What is important is not my conditioning, but the argument. What difference does my conditioning (whatever that is supposed to me) make to whether my argument is correct or incorrect? Have you ever heard of the "genetic fallacy". The Nazi's used to dismiss Einstein's theory of relativity because it was "generated" by a Jew. And Marx would regularly dismiss the arguments of his opponents because those arguments were made by capitalists. As if it mattered to whether the Einstein's theory was right or wrong, or whether the arguments advanced by the opponents of Marx, were good or bad arguments, by whom they were produced. An argument or theory stands on its own merits, and not on who produced it.
You can read about the genetic fallacy here, and learn a little logic.
http://en.wikipedia.org/wiki/Genetic_fallacy It may still save you.
First of all, no philosopher (or anyone who can think) would argue that just because you have a concept of something, that something exists. That would mean that any believer could prove that God exists, simply because he has the concept of God. In fact, the theist could argue that because even the atheist has the concept of God, the atheist, simply because he has the concept of God, ought to believe in God if even having the concept of God is sufficient to show that God exists. What an easy way to prove Theism, and refute Atheism! (Actually, there is such an argument for God. It is called the Ontological Argument for God. It argues that since the concept of God exists, God exist. ) But even those who advance the Ontological Argument don't claim it is valid for every concept, so that if I have the concept of The Flying Spaghetti Monster, then it follows that the Flying Spaghetti Monster exists! No Idealist, not even Berkeley was silly enough to hold that because you can conceive of something it exists.
Have you ever thought that it is your conditioning that makes you think that (1) it is your conditioning that that makes you think that your conditioning and not the merits of the argument are important?

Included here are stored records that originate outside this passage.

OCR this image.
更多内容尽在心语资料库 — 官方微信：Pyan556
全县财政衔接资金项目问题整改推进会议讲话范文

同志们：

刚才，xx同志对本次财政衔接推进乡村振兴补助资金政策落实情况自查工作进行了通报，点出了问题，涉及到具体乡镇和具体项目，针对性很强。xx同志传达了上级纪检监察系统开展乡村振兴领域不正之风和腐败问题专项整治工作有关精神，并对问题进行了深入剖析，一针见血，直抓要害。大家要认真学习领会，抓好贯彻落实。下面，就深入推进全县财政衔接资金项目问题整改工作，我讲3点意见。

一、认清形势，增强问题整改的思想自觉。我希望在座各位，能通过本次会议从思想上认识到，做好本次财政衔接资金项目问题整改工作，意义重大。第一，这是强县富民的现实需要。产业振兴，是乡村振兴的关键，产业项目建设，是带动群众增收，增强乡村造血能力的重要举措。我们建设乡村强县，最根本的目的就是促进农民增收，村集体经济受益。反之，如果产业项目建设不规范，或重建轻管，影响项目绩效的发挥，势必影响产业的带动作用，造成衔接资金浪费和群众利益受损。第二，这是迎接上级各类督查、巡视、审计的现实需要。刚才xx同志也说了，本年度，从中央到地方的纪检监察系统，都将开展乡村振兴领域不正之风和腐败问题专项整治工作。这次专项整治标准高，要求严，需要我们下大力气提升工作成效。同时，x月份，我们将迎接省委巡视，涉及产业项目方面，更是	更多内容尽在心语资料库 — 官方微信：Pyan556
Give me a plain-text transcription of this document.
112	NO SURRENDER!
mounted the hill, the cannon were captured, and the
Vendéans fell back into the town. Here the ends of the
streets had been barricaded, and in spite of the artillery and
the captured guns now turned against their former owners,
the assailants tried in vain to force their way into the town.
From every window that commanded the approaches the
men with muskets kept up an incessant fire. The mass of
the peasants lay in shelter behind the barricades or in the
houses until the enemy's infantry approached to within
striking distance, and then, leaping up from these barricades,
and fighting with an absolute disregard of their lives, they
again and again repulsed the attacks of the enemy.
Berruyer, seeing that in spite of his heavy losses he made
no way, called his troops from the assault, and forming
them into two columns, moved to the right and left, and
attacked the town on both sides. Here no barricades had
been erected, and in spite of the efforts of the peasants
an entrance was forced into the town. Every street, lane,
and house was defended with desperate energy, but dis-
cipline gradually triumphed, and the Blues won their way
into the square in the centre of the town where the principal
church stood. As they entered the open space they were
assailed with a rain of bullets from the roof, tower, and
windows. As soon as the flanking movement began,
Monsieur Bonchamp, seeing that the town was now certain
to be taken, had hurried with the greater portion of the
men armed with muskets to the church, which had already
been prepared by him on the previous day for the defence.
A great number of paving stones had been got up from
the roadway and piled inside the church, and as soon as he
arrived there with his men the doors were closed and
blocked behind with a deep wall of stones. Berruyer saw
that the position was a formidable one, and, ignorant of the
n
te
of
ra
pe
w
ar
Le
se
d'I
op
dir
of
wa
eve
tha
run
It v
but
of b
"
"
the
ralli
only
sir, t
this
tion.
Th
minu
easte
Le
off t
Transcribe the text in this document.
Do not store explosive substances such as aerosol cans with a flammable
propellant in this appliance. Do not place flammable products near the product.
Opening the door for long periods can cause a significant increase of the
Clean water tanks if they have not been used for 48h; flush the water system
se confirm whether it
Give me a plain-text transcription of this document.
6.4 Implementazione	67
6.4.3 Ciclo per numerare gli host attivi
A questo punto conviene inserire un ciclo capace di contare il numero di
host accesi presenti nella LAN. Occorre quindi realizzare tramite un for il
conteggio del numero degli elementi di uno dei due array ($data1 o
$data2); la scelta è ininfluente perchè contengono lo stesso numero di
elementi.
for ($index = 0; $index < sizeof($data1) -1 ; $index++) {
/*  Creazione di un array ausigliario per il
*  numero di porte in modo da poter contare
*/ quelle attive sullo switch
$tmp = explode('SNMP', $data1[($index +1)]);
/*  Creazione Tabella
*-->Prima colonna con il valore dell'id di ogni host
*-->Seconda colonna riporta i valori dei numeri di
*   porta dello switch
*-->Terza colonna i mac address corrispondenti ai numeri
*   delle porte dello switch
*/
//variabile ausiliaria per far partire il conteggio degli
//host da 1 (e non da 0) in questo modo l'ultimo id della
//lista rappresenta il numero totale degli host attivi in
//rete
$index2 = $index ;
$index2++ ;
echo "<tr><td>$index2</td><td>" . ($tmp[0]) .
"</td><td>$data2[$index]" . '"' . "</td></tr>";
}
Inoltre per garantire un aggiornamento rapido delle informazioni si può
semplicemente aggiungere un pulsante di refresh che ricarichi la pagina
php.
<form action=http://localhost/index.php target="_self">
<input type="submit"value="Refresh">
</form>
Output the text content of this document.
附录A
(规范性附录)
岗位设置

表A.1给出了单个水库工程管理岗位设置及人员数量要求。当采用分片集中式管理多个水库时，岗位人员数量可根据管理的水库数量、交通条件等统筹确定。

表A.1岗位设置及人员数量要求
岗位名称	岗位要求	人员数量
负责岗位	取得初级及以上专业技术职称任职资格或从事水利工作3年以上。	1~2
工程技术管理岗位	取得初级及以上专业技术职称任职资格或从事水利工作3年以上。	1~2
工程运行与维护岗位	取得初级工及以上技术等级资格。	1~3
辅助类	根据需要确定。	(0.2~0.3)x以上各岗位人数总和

And so that it is your conditioning that leads you to commit the genetic fallacy? (Your conditioning includes, of course, the fact, that you never learned any logic). And (2) that is your conditioning that leads you to think that just because you can conceive of something, what you can conceive of, exists? And that it is because of your conditioning that you commit so outrageous a fallacy?
Of course this argument of yours, that we should examine why someone produces an argument, rather than examine the argument itself, can be turned on itself, which is why it is a fallacy. Just think about who it was who commits the genetic fallacy. It is you. Someone who is ignorant of logic.